Auf einen Blick
- Gezielte Sanktionen könnten Russlands Front-Truppen erheblich schwächen
- Russland auf Importe von Chrom und Nitrozellulose angewiesen
- Über 70 Prozent der Maschinen stammen aus China
Seit Beginn des russischen Angriffskriegs auf die Ukraine erhebt der Westen immer wieder Sanktionen gegen die Kreml-Führung und russische Oligarchen. Trotz der teils heftigen wirtschaftlichen Einschränkungen führt Machthaber Wladimir Putin (71) den Krieg gegen das Nachbarland unbeirrt weiter.
Nun hat eine neue Studie des britischen Royal United Services Institute (RUSI) und des Open Source Centre (OSC) aber eine grosse Lücke in der russischen Rüstungsproduktion ausgemacht. Die Autoren kamen zum Schluss, dass gezielte Sanktionen in drei Bereichen grosse Auswirkungen auf die militärische Schlagkraft der Russen haben könnten. Ihre These: Raufen sich die westlichen Partner zusammen, könnten sie den Kriegsverlauf entscheidend verändern.
Artillerie-Komponenten als übersehene Sanktionslücke
Besonders der Nachschub an Geschützen sei bei umfassenden Schritten höchst gefährdet, heisst es in dem Bericht. Der Grund: Russland kann die Bestandteile, die es für seine Geschütze braucht, nur begrenzt selbst herstellen. Für die Produktion von Kanonenrohren, Haubitzen und Munition wird Chrom benötigt. Dieses wird zu 55 Prozent importiert. Für die Herstellung von Munition sind mitunter Baumwollfasern nötig. Die Importzahlen des Stoffes sind seit 2022 um 70 Prozent gestiegen.
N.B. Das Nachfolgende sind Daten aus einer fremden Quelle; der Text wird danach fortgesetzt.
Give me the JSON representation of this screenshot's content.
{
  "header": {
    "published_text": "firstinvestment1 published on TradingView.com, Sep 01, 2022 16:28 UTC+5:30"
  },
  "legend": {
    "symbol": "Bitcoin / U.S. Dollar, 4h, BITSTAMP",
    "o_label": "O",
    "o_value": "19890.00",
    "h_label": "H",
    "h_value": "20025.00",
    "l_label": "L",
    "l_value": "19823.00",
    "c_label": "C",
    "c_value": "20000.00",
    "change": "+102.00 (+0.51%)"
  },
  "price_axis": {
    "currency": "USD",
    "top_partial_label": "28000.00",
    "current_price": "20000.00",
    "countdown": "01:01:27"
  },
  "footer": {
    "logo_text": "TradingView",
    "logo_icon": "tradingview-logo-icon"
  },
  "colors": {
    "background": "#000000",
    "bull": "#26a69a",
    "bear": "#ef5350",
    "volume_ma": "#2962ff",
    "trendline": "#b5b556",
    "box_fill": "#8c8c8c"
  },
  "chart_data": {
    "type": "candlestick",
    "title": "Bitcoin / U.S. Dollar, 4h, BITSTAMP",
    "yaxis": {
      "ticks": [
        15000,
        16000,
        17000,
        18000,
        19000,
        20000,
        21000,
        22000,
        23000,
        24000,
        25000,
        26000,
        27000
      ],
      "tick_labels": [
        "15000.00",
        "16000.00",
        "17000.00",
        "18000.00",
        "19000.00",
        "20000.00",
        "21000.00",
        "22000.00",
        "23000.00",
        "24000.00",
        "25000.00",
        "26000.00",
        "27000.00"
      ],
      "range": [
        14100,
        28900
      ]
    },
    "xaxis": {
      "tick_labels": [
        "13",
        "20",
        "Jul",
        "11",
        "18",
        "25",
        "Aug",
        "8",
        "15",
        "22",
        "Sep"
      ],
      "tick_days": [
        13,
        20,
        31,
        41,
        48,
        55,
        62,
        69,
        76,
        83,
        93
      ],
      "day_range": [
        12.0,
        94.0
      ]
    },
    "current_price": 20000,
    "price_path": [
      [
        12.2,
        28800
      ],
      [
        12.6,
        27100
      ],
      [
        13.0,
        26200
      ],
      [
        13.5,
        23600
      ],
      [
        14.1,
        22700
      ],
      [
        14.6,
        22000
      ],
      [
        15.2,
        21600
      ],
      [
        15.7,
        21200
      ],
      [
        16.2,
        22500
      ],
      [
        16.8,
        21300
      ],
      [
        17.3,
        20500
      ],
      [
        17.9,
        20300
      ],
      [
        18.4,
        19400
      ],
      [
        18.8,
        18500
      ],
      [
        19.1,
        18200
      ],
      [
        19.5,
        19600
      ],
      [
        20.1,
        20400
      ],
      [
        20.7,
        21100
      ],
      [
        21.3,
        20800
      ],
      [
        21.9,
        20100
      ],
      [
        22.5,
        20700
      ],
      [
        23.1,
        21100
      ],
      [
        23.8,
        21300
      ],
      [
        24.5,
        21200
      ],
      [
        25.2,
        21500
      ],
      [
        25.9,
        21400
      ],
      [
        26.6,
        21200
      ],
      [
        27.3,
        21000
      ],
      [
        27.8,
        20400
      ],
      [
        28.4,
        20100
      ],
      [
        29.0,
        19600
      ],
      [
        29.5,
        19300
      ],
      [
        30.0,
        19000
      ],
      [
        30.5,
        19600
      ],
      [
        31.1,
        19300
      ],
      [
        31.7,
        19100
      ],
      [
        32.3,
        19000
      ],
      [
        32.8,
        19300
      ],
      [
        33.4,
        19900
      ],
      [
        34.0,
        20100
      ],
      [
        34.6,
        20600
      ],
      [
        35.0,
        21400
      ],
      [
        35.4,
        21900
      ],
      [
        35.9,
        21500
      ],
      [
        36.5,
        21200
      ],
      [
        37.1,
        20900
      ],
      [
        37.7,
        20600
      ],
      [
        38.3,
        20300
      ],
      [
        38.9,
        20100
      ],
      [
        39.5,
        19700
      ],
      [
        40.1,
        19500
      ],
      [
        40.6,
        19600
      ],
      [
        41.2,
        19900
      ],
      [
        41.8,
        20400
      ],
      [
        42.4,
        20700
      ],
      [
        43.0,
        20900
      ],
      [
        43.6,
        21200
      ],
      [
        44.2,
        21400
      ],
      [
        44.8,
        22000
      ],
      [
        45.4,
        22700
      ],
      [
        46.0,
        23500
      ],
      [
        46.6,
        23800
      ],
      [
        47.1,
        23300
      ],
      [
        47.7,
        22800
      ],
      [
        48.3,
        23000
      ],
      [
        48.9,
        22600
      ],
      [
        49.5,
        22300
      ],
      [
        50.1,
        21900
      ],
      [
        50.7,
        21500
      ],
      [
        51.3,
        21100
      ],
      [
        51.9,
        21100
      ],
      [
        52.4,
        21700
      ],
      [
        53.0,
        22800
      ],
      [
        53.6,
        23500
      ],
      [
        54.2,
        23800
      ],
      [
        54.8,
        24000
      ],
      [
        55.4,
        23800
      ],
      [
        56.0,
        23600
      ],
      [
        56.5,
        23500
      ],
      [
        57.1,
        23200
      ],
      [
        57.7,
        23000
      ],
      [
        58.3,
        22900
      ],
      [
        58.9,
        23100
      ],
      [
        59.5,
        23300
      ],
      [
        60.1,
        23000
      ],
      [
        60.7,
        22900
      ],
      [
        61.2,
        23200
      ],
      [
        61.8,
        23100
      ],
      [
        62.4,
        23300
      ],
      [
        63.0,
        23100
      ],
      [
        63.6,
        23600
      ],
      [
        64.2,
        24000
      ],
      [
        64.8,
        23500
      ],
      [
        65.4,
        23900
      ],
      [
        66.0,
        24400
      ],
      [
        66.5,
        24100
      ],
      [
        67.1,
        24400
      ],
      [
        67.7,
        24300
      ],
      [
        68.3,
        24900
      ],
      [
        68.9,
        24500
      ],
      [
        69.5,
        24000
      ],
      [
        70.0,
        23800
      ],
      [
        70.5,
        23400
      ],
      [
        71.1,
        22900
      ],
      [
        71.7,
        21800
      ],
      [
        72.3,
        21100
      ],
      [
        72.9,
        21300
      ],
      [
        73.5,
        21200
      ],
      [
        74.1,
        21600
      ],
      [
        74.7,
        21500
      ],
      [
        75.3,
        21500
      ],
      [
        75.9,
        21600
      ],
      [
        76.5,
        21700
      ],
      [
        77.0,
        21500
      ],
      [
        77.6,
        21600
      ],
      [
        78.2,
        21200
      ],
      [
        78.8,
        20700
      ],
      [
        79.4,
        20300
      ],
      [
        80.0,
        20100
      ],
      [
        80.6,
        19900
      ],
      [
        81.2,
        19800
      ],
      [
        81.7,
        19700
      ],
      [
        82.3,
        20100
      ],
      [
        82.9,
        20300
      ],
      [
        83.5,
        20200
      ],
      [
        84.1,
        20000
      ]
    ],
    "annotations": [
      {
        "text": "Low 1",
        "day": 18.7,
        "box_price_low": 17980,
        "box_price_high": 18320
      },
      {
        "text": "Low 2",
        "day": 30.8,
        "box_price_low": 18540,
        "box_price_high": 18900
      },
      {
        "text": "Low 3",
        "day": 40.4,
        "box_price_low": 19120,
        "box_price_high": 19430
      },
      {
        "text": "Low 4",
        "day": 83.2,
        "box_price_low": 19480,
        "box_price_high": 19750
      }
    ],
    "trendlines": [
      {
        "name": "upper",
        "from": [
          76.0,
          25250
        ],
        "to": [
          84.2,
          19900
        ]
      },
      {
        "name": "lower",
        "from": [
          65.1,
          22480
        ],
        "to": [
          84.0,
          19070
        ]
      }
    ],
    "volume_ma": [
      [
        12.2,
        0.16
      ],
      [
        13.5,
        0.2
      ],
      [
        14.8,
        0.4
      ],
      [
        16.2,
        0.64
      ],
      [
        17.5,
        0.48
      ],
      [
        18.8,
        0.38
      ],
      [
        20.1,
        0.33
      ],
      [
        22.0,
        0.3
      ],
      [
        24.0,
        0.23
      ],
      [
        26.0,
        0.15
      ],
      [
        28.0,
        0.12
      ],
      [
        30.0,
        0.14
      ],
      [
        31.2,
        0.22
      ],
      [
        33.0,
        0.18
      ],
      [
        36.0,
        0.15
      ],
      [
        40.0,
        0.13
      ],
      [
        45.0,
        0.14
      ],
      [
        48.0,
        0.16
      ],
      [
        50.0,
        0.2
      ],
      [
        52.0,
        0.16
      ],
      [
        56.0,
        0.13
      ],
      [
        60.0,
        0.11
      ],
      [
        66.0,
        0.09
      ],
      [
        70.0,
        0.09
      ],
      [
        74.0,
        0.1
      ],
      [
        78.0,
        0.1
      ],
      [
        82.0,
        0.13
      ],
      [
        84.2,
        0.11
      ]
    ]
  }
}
Häufig werden sie aus den ehemaligen Sowjetrepubliken Kasachstan und Usbekistan eingeführt.
Diese Schlupflöcher werden in dem Bericht als entscheidender Hebel identifiziert, um der russischen Artillerie, die Kiew erheblich zusetzt, endgültig einen Riegel zu schieben. Da sich sowohl Kasachstan als auch Usbekistan in den letzten Jahren dem Westen angenähert haben, könnten die Unterstützer der Ukraine auf eine Zusammenarbeit im Rahmen von Sanktionen plädieren. «Ein abgestimmtes Vorgehen mit zusätzlichen Ressourcen für Durchsetzung und Unterbrechung der Lieferungen hätte eine grosse Erfolgschance», so die Studie.
Diese Rolle spielt China
Geht es nach den Autoren, besteht weiteres Sanktionspotenzial.«Mehr als 70 Prozent der russischen, computergesteuerten Maschinen kommen aus China.» Diese Maschinen werden für die Produktion von Haubitzen und Munition eingesetzt. «Es gibt 36 chinesische Unternehmen unter den wichtigsten Lieferanten westlicher Maschinen für Russland im Jahr 2023 und im ersten Quartal von 2024», fand die Untersuchung heraus. Deshalb könnte eine pro-ukrainische Allianz versuchen, den Vertrieb der erwähnten Maschinen einzudämmen.
Die Störung der Chrom- und Baumwolllieferungen sollte laut den Verfassern jedoch Priorität geniessen. Können die im Bericht identifizierten Schwachstellen über längere Zeit erfolgreich gestört werden, werde es Russland schwerfallen, seinen Bedarf an Artilleriemunition und Geschützrohren langfristig zu decken, prognostizieren die Autoren.